Ieri abbiamo colto l’occasione di una profonda meditazione sul senso cristiano della morte e su come Gesù Cristo ha narrato Dio proprio morendo come uomo. La tavola rotonda ha mostrato come questa sia la speranza cristiana: le età della vita umana non sono solo delle fasi biologiche, ma conservano in sé un’apertura spirituale. Queste tappe spirituali si ritrovano anche nella storia della Chiesa.

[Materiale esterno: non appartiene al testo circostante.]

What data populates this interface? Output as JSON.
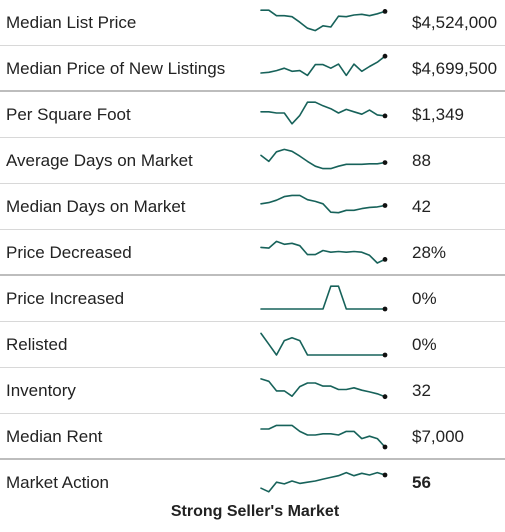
{
  "rows": [
    {
      "label": "Median List Price",
      "value": "$4,524,000",
      "trend": [
        0.95,
        0.95,
        0.72,
        0.72,
        0.68,
        0.45,
        0.2,
        0.1,
        0.3,
        0.25,
        0.7,
        0.68,
        0.75,
        0.78,
        0.72,
        0.8,
        0.9
      ],
      "separator": "thin"
    },
    {
      "label": "Median Price of New Listings",
      "value": "$4,699,500",
      "trend": [
        0.25,
        0.28,
        0.35,
        0.45,
        0.32,
        0.35,
        0.15,
        0.6,
        0.6,
        0.45,
        0.62,
        0.15,
        0.62,
        0.32,
        0.52,
        0.7,
        0.95
      ],
      "separator": "thick"
    },
    {
      "label": "Per Square Foot",
      "value": "$1,349",
      "trend": [
        0.55,
        0.55,
        0.5,
        0.5,
        0.05,
        0.4,
        0.95,
        0.95,
        0.8,
        0.68,
        0.5,
        0.65,
        0.55,
        0.45,
        0.62,
        0.42,
        0.38
      ],
      "separator": "thin"
    },
    {
      "label": "Average Days on Market",
      "value": "88",
      "trend": [
        0.65,
        0.4,
        0.8,
        0.9,
        0.82,
        0.62,
        0.4,
        0.2,
        0.1,
        0.1,
        0.2,
        0.28,
        0.28,
        0.28,
        0.3,
        0.3,
        0.35
      ],
      "separator": "thin"
    },
    {
      "label": "Median Days on Market",
      "value": "42",
      "trend": [
        0.55,
        0.6,
        0.7,
        0.85,
        0.9,
        0.9,
        0.72,
        0.65,
        0.55,
        0.2,
        0.18,
        0.28,
        0.28,
        0.35,
        0.4,
        0.42,
        0.48
      ],
      "separator": "thin"
    },
    {
      "label": "Price Decreased",
      "value": "28%",
      "trend": [
        0.65,
        0.62,
        0.9,
        0.78,
        0.82,
        0.72,
        0.35,
        0.35,
        0.52,
        0.45,
        0.48,
        0.45,
        0.48,
        0.45,
        0.32,
        0.0,
        0.15
      ],
      "separator": "thick"
    },
    {
      "label": "Price Increased",
      "value": "0%",
      "trend": [
        0,
        0,
        0,
        0,
        0,
        0,
        0,
        0,
        0,
        0.95,
        0.95,
        0,
        0,
        0,
        0,
        0,
        0
      ],
      "separator": "thin"
    },
    {
      "label": "Relisted",
      "value": "0%",
      "trend": [
        0.9,
        0.45,
        0.0,
        0.6,
        0.72,
        0.6,
        0.0,
        0.0,
        0.0,
        0.0,
        0.0,
        0.0,
        0.0,
        0.0,
        0.0,
        0.0,
        0.0
      ],
      "separator": "thin"
    },
    {
      "label": "Inventory",
      "value": "32",
      "trend": [
        0.92,
        0.82,
        0.42,
        0.42,
        0.2,
        0.6,
        0.75,
        0.75,
        0.62,
        0.62,
        0.48,
        0.48,
        0.55,
        0.45,
        0.38,
        0.3,
        0.18
      ],
      "separator": "thin"
    },
    {
      "label": "Median Rent",
      "value": "$7,000",
      "trend": [
        0.75,
        0.75,
        0.9,
        0.9,
        0.9,
        0.65,
        0.5,
        0.5,
        0.55,
        0.55,
        0.5,
        0.65,
        0.65,
        0.35,
        0.45,
        0.35,
        0.0
      ],
      "separator": "thick"
    },
    {
      "label": "Market Action",
      "value": "56",
      "trend": [
        0.2,
        0.05,
        0.45,
        0.38,
        0.5,
        0.4,
        0.45,
        0.5,
        0.58,
        0.65,
        0.72,
        0.85,
        0.72,
        0.82,
        0.75,
        0.85,
        0.75
      ],
      "separator": "none",
      "bold": true
    }
  ],
  "footer": "Strong Seller's Market",
  "colors": {
    "sparkline": "#17625a",
    "endpoint": "#111111"
  }
}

È forse venuto il tempo di rileggere la storia della Chiesa in modo ecumenico, di rileggerla insieme non soltanto sotto il segno della verità-norma, ma anche sotto il segno della memoria fedele.
Una simile prospettiva ci guida allora a comprendere in modo più attuale anche l’insegnamento di un santo quale Gregorio Palamas, in cui la divinizzazione come compimento dell’umano diventa il paradigma della vera vita.
Il tempo della vita nella chiesa, nell’attualità dell’oggi eucaristico che apre agli ultimi tempi, delinea un’apertura etica. È la liturgia dopo la liturgia. La speranza cristiana significa dare speranza: ai disperati, ai diseredati, ai cacciati, agli esuli, ai profughi di guerra.
Questa speranza concretamente vissuta diventa anche un’apertura ecumenica per compiere insieme quella che Paul Evdokimov, alla conclusione del suo libro sulle Età della vita spirituale, definiva “epiclesi ecumenica”. Il vangelo ci parla dei violenti che s’impadroniscono del regno, ma uno dei segni dell’approssimarsi del regno, scrive Evdokimov, è l’unità del mondo cristiano ancora non visibile. In quest’attesa dell’ultimo compimento prende vita la speranza:
“La grande speranza cristiana, la preghiera di tutte le chiese sale per articolare un’epiclesi ecumenica, per invocare lo Spirito Santo e la sua discesa sul miracolo possibile dell’unità. È il nostro desiderio ardente e la nostra preghiera ardente. Il destino del mondo dipende dalla risposta del Padre ma questa risposta è sospesa la nostra trasparente sincerità, alla purezza del nostro cuore”.